2. Obsession for control. People who need to get everything under control are also more likely to believe that their thoughts can become a threat, because they do not recognize that many of the things that actually happen do not depend on their will.
3. Tendency to worry. Those who tend to get lost in the maze of worries are also more likely to develop thought-action fusion since they are unable to stop their thoughts. On the contrary, they infuse them with psychological oxygen, so that they continue to grow and become more threatening and invasive.
4. Low tolerance to uncertainty. People who do not tolerate well uncertain situations have the tendency to anticipate events, generally falling into catastrophic thought patterns that end up generating great anxiety, to the point that they prevent them from differentiating thoughts from actions.
Thought-action fusion activates the feeling of threat and makes us feel tremendously guilty, causing us to fall into a loop of anxiety and anguish that considerably worsens our mood, as found by a study carried out at the University of Sussex.
How to stop thought-action fusion?
Above all, we must be aware that a thought, no matter how intense or terrible it may be, does not imply that what scares us so much is going to happen. Thoughts belong to the mental realm and their force to influence reality depends on our behaviors.
On the other hand, we must be aware that we can control our behaviors, but we have very little control over the thoughts that cross our mind, so we should not feel guilty for an unwanted thought.
Practicing trascendental meditation will help us get rid of the intrusive thoughts that bother us. The key is very simple: don’t hold on to them. If we do not give them importance, they will vanish in the same way that they appeared because our attention is what feeds them.

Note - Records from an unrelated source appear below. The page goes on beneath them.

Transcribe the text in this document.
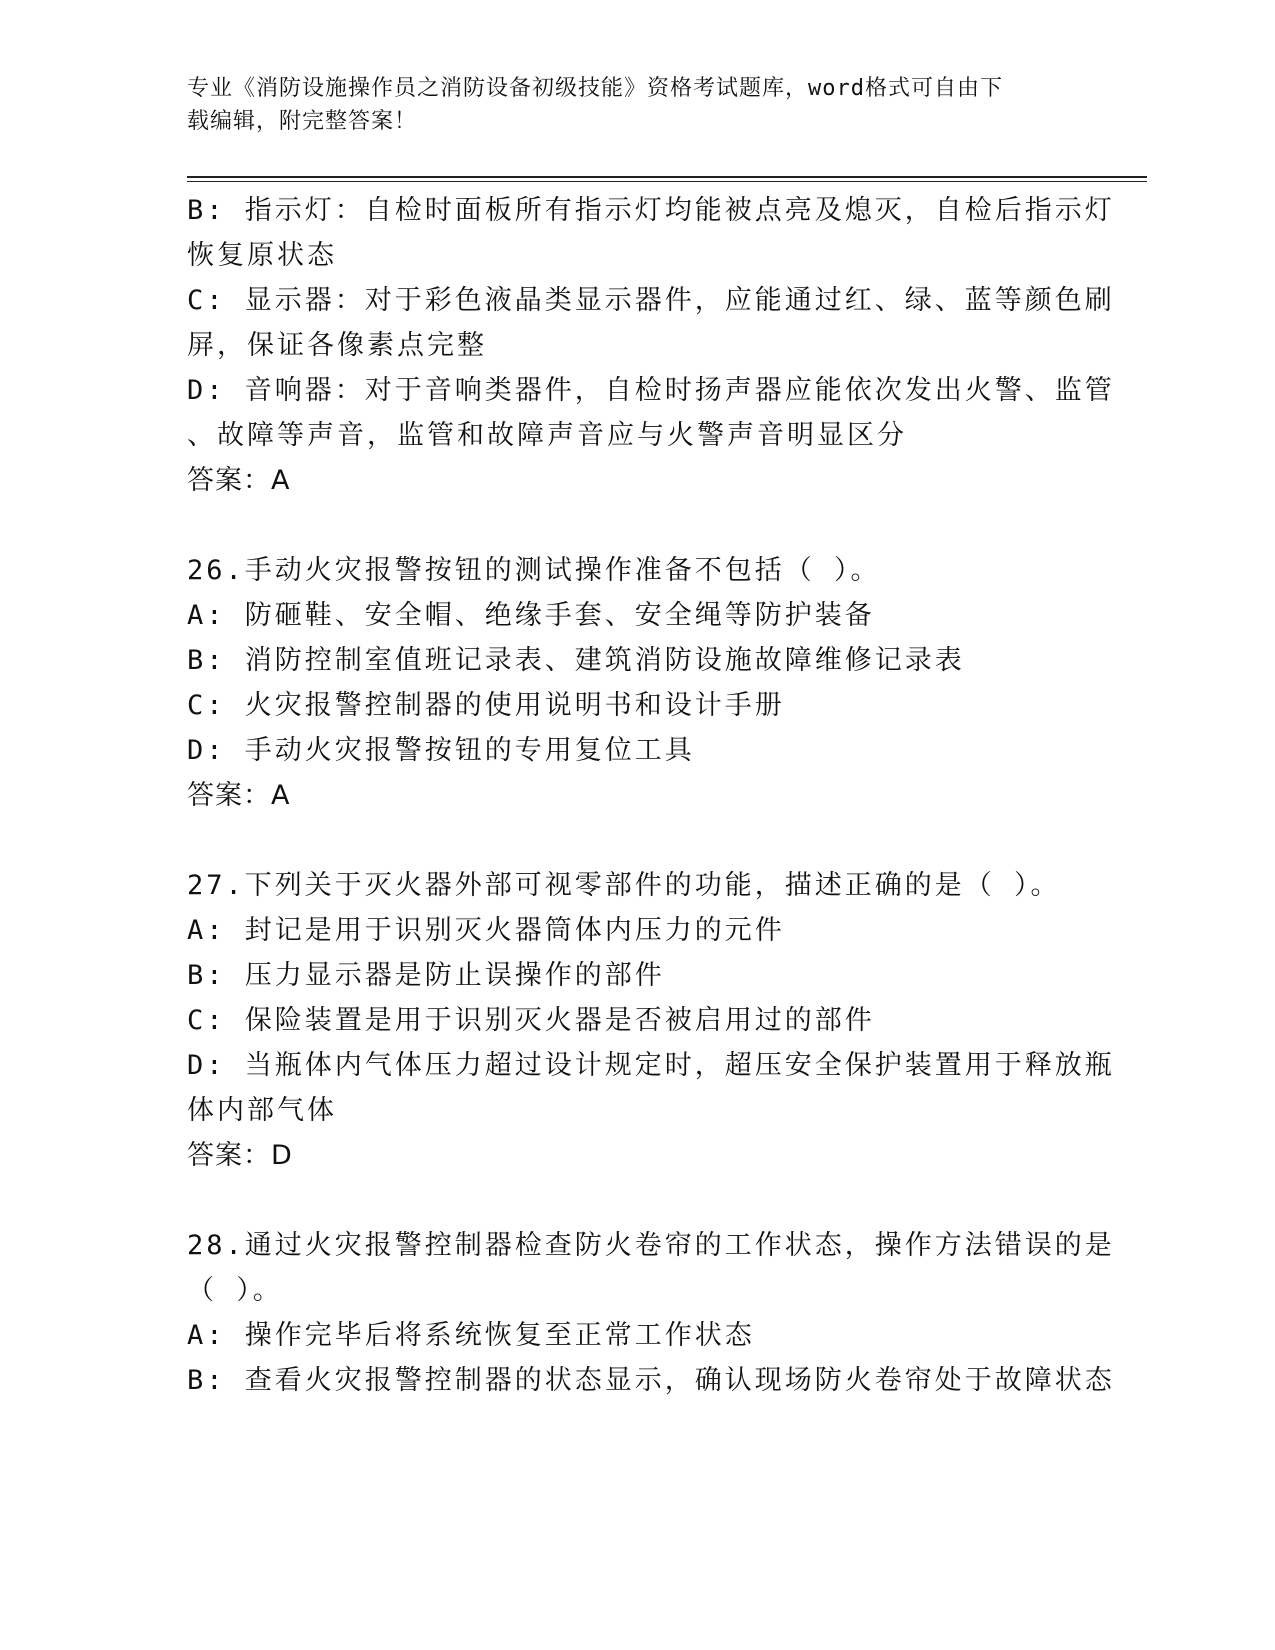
专业《消防设施操作员之消防设备初级技能》资格考试题库，word格式可自由下
载编辑，附完整答案！
B: 指示灯：自检时面板所有指示灯均能被点亮及熄灭，自检后指示灯
恢复原状态
C: 显示器：对于彩色液晶类显示器件，应能通过红、绿、蓝等颜色刷
屏，保证各像素点完整
D: 音响器：对于音响类器件，自检时扬声器应能依次发出火警、监管
、故障等声音，监管和故障声音应与火警声音明显区分
答案：A
26.手动火灾报警按钮的测试操作准备不包括（ ）。
A: 防砸鞋、安全帽、绝缘手套、安全绳等防护装备
B: 消防控制室值班记录表、建筑消防设施故障维修记录表
C: 火灾报警控制器的使用说明书和设计手册
D: 手动火灾报警按钮的专用复位工具
答案：A
27.下列关于灭火器外部可视零部件的功能，描述正确的是（ ）。
A: 封记是用于识别灭火器筒体内压力的元件
B: 压力显示器是防止误操作的部件
C: 保险装置是用于识别灭火器是否被启用过的部件
D: 当瓶体内气体压力超过设计规定时，超压安全保护装置用于释放瓶
体内部气体
答案：D
28.通过火灾报警控制器检查防火卷帘的工作状态，操作方法错误的是
（ ）。
A: 操作完毕后将系统恢复至正常工作状态
B: 查看火灾报警控制器的状态显示，确认现场防火卷帘处于故障状态
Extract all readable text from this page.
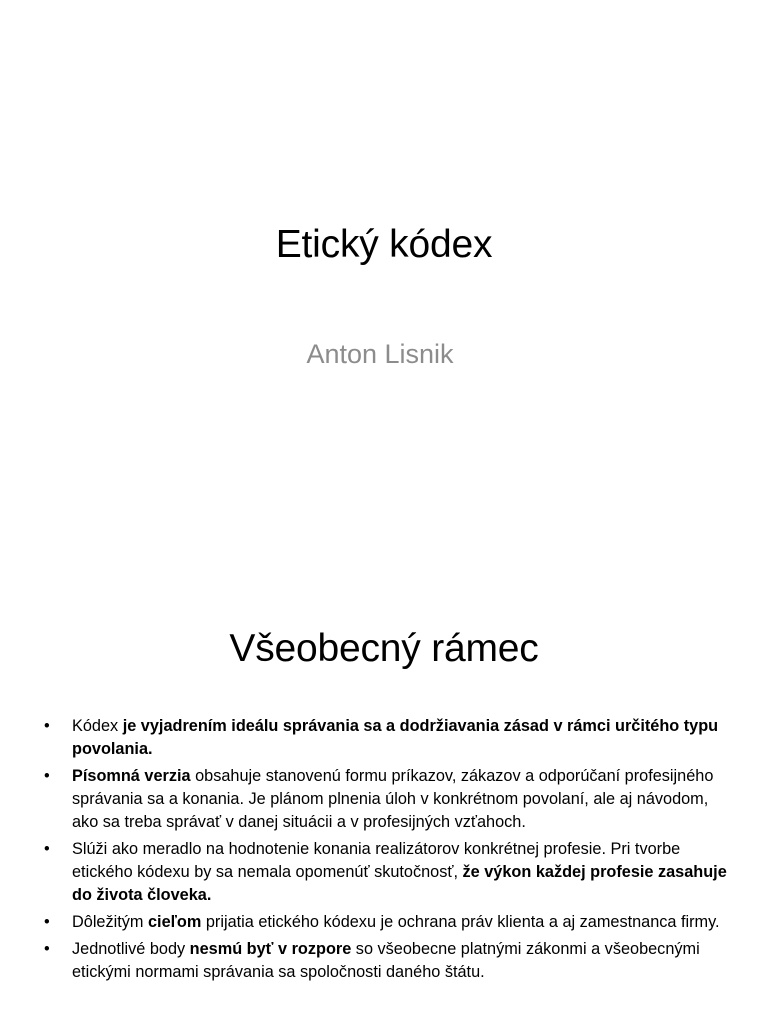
Etický kódex
Anton Lisnik
Všeobecný rámec
•	Kódex je vyjadrením ideálu správania sa a dodržiavania zásad v rámci určitého typu povolania.
•	Písomná verzia obsahuje stanovenú formu príkazov, zákazov a odporúčaní profesijného správania sa a konania. Je plánom plnenia úloh v konkrétnom povolaní, ale aj návodom, ako sa treba správať v danej situácii a v profesijných vzťahoch.
•	Slúži ako meradlo na hodnotenie konania realizátorov konkrétnej profesie. Pri tvorbe etického kódexu by sa nemala opomenúť skutočnosť, že výkon každej profesie zasahuje do života človeka.
•	Dôležitým cieľom prijatia etického kódexu je ochrana práv klienta a aj zamestnanca firmy.
•	Jednotlivé body nesmú byť v rozpore so všeobecne platnými zákonmi a všeobecnými etickými normami správania sa spoločnosti daného štátu.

A simple visualization exercise can help us let go of those thoughts. We should relax and imagine that our thoughts are like clouds and our mind is the sky. Some of those clouds are white and fluffy, and even fun. Other clouds are black, big, and threatening. However, if we limit ourselves to being a mere outside viewer and don’t hold onto thoughts, they will end up passing by, just like clouds. We just have to set the mind free, making sure not to react emotionally.
Throughout the day our mind registers approximately 60,000 thoughts, so that if we do not hold on to some of them, sooner or later the thoughts that bother us will disappear giving way to others.
Sources:
Thompson, J. et. Al. (2013) Thought-action fusion across anxiety disorder diagnoses: Specificity and treatment effects. J Nerv Ment Dis; 201(5): 407–413.
Graham, C. L. et. Al. (2013) Aversive intrusive thoughts as contributors to inflated responsibility, intolerance of uncertainty, and thought-action fusion. Clinical Neuropsychiatry; 10 (3): 30-44.
Berle, D. & Starcevic, V. (2005) Thought–action fusion: Review of the literature and future directions. Clinical Psychology Review; 25(3): 263-284.
Shafran, R. & Rachman, S. (2004) Thought-action fusion: a review. J Behav Ther Exp Psychiatry; 35(2): 87-107.
Rachman, S. (1997) A cognitive theory of obsessions. Behav Res Ther; 35(9):793-802.